Come il prefetto viene tirato in mezzo per quest’amica di Berlusconi, così è successo in questura per l’altra amica, la più famosa e famigerata Ruby Rubacuori, allora minorenne.
Come si sa, Berlusconi chiama da Parigi e parla con il capo di gabinetto della Questura di Milano, Pietro Ostuni. “Il Presidente del Consiglio disse che la ragazza gli era stata segnalata come la nipote di Mubarak e che il consigliere Minetti”, sempre lei, “era disposto a farsene carico. Io mi sono preoccupato – spiega nel verbale d’interrogatorio il questore Vincenzo Indolfi – che la gestione della minorenne fosse stata lineare da parte dell’ufficio (…) il fatto che la Presidenza del Consiglio avesse raccontato una balla per me era poco importante”.

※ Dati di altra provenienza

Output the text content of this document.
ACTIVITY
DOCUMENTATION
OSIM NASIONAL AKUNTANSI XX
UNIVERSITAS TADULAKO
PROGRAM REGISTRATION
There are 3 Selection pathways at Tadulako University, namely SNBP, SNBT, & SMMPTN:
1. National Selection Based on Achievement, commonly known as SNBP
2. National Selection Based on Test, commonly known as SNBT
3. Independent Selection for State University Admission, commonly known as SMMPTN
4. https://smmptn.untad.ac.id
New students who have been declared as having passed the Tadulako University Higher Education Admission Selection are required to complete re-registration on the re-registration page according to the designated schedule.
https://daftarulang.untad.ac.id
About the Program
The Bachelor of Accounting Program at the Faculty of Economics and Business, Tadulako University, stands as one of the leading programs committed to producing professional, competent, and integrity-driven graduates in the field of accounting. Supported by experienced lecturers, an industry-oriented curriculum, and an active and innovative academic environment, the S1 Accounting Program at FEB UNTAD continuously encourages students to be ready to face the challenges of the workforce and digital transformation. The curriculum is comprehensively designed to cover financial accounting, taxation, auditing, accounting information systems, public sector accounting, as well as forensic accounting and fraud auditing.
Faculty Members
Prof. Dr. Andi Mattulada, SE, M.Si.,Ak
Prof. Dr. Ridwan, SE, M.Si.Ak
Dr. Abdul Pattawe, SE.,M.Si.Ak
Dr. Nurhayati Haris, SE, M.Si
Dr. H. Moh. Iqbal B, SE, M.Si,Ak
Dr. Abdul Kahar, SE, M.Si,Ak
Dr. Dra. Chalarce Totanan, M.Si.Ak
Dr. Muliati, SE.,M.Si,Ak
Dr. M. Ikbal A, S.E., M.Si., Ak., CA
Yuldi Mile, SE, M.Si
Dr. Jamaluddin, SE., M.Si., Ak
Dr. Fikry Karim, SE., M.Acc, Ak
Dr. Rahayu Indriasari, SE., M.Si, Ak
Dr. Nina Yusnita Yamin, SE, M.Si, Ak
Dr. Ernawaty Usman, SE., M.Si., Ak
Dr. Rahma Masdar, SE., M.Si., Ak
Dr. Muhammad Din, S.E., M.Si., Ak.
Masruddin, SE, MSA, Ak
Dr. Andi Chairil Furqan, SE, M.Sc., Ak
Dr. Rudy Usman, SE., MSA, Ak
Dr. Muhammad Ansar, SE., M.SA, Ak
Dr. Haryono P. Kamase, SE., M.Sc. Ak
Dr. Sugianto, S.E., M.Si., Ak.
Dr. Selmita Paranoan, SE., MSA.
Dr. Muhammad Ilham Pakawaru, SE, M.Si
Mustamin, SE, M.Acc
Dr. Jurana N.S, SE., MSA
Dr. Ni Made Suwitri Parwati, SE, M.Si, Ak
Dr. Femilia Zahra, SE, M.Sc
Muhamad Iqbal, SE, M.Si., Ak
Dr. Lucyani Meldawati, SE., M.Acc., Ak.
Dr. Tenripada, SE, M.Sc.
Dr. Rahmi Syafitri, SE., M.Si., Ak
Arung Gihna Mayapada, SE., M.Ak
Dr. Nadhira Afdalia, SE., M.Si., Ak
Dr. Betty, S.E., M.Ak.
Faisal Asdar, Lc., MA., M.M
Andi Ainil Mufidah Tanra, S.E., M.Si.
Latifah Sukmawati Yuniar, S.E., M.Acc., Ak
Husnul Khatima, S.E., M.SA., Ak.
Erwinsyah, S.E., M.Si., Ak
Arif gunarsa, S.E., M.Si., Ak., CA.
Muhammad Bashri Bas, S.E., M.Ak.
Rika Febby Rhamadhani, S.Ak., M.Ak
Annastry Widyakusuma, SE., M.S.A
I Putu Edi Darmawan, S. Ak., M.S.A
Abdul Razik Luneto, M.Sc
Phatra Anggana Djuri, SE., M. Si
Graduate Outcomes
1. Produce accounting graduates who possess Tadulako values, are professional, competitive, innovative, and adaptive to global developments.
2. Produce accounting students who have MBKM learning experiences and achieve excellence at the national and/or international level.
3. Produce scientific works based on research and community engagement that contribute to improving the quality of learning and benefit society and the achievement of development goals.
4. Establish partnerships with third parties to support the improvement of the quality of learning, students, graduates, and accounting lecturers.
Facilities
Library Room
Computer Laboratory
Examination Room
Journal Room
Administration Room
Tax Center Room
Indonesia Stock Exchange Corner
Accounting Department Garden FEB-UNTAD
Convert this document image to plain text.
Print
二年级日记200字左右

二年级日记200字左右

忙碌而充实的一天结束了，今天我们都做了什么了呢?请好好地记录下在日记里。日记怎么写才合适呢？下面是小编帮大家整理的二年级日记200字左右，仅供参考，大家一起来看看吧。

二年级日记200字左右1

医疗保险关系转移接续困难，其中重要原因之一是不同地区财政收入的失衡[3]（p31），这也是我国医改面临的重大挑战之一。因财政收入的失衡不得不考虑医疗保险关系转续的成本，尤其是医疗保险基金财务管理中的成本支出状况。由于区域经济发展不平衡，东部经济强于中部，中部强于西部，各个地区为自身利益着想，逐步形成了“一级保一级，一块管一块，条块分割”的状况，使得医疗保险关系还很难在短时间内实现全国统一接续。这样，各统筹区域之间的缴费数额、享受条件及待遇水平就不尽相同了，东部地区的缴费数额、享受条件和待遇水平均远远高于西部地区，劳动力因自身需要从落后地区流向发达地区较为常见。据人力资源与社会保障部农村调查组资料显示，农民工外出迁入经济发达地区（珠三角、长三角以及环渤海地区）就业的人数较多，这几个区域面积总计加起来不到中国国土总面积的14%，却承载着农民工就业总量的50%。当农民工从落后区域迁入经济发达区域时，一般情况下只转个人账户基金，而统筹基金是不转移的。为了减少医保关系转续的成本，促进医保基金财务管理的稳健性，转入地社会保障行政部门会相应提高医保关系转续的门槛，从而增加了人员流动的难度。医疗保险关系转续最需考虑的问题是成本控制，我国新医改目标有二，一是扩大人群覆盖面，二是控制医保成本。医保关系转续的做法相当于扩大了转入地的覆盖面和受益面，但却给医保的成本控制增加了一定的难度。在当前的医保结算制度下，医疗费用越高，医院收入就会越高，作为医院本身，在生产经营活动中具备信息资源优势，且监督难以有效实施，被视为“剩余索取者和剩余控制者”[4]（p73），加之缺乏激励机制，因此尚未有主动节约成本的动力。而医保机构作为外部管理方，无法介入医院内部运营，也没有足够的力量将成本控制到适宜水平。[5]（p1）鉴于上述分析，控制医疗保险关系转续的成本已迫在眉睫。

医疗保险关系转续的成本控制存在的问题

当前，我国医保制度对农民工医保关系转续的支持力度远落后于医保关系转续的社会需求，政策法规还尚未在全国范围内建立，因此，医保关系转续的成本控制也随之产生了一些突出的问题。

Ma è davvero così semplice e poco importante questa “balla”?
Ruby viene rilasciata alle 2 e ieri, in una spericolata intervista al Giornale, Nicole Minetti aggiunge sulla liberazione di Ruby un suo “ricordo” piuttosto sdrucciolevole.
Dice: “I funzionari hanno contattato la famiglia in Sicilia ma ci sono dei problemi”.
Pessima parola, “problemi”, nel corso di un’inchiesta sulla concussione. “L’unica soluzione – aggiunge Minetti – è l’affido temporaneo. A me (…) Io insisto: “Ma deve dormire da me?”. “No”, mi spiegano, “l’importante è la vostra reperibilità , di lei e di Ruby, sul cellulare per 48 ore””.
Siamo sicuri che funzionino così le procedure d’identificazione e affido dei minori accusati di furto? Pare di no.
Ed è certo che il fax con la richiesta d’accertamento dell’identità alla questura di Messina smentisce i poliziotti: parte dopo che Ruby è uscita, solo alle 2.20. E, di più, “la volante Taormina 1 riferisce che la pattuglia prese contatto solo alle ore 4 del 28 maggio 2010 con i genitori di El Mahroug Karima”, che “dichiarano di non avere i documenti della figlia e negano qualsivoglia parentela con Mubarak”.
Ora, s’indignano i poliziotti, se è vero che Karima era stata “segnalata” a
Berlusconi per la parentela con il presidente egiziano, come mai, quando i genitori negano “qualsivoglia parentela”, nessuno avvisa Berlusconi che può stare tranquillo?
E, anzi, può dirlo allo “zio”?
Perchè nessun documento riporta traccia della telefonata del premier?
Sono domande cruciali, i poliziotti lo sanno.
E dovrebbe saperlo anche il ministro leghista Roberto Maroni, che intorno alla questione ha rivendicato in Parlamento una correttezza che non è evidente, anzi.
Da allora tace.
Chissà se sta leggendo anche lui gli inviti a comparire. Dove si sottolinea come Ruby alle 4.53 si collega a Internet dalla casa di Michelle Coinceicao: cioè in luogo espressamente vietato dal magistrato dei minori Anna Maria Fiorillo.
Servire lo Stato o servire Berlusconi: a questo è ridotto il dilemma di funzionari, di detective e pure dei leghisti?